Tribolata, seppur affascinante, è invece la storia delle centinaia di pezzi da 17 anni rinchiusi in casse al punto franco, sotto la responsabilità del Museo di Arte e Storia di Ginevra, diretto da Béatrice Blandin. Ce la racconta il suo predecessore Marc-André Haldimann: “Nel 2005 siamo stati nella Striscia di Gaza, dove abbiamo visto sia gli scavi sia le collezioni. Questo ci ha dato l’idea che sarebbe stato tempo di avere un museo archeologico a Gaza stessa. Così per portare avanti quel progetto abbiamo concepito una mostra sull’archeologia di Gaza a Ginevra. Questo è stato il punto di inizio”.
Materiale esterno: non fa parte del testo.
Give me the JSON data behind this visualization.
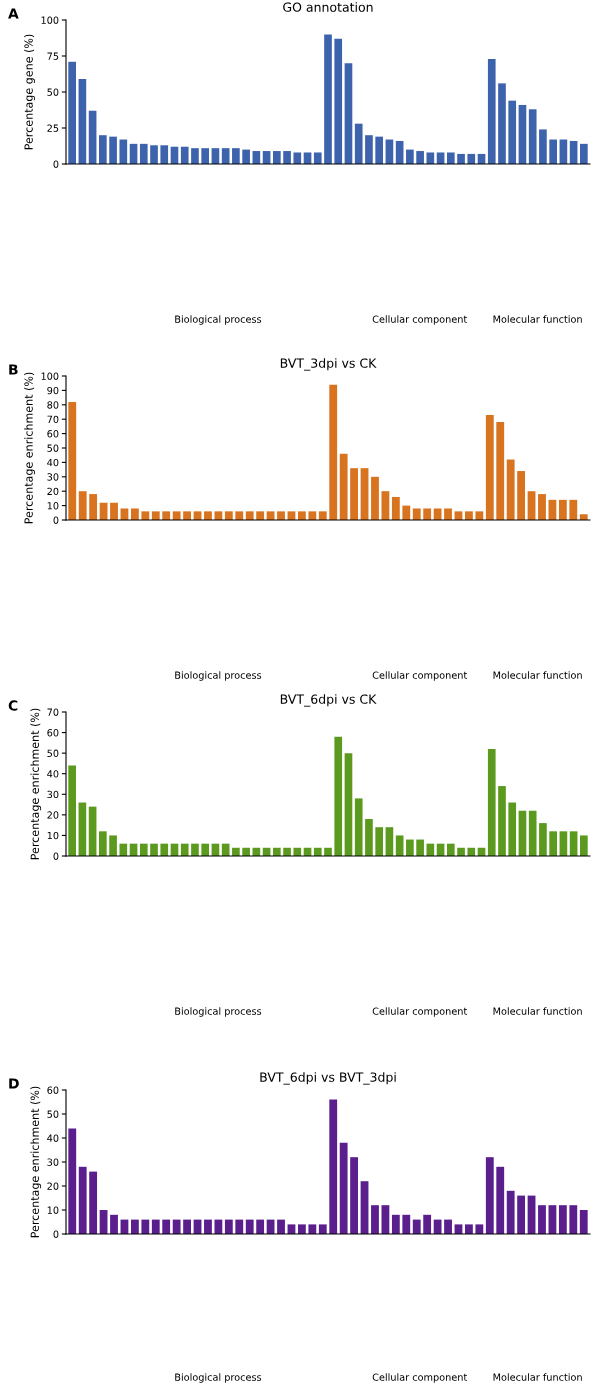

L’ultimo tentativo di riportare gli oggetti a Gaza è recente e sembra realizzabile perché nel frattempo i reperti sono diventati proprietà dell’Autorità Palestinese, che vuole rimpatriarli, questa volta in Cisgiordania. “Eravamo quasi pronti a farli ripartire - racconta la direttrice Blandin -. Ci mancava solo il permesso doganale per attraversare i territori israeliani, per arrivare a Ramallah. La situazione politica ha spinto però i palestinesi a chiederci di tenere quelle opere qui a Ginevra per la loro sicurezza”.

Un timore fondato, visto che nel frattempo è scoppiata la guerra. Per questi oggetti le peripezie doganali sono davvero la salvezza. Quelli rimasti a Gaza, nel museo creato nel frattempo dal ricco collezionista, hanno avuto invece un altro destino. “Purtroppo una fine brutta - dice Haldemann - . Le autorità israeliane sono state informate nel dicembre dell’anno scorso della presenza del museo e dei due depositi dove sono custoditi. I filmati che abbiamo ricevuto a febbraio di questo anno mostrano che il museo è stato incendiato, gli oggetti totalmente distrutti e i due depositi sono stati passati al bulldozer. Il che vuol dire che non esistono più”.

Per i beni rimasti a Ginevra è previsto che non tutti restino nelle casse. Alcuni reperti verranno esposti quest’autunno. “Sarà una mostra - spiega la curatrice Béatrice Blandin - che parlerà dei 70 anni della Convenzione dell’Aia, la prima che protegge il patrimonio culturale mondiale”. Una mostra che, in generale, sarà incentrata sul tema della protezione dei beni nelle nazioni in conflitto.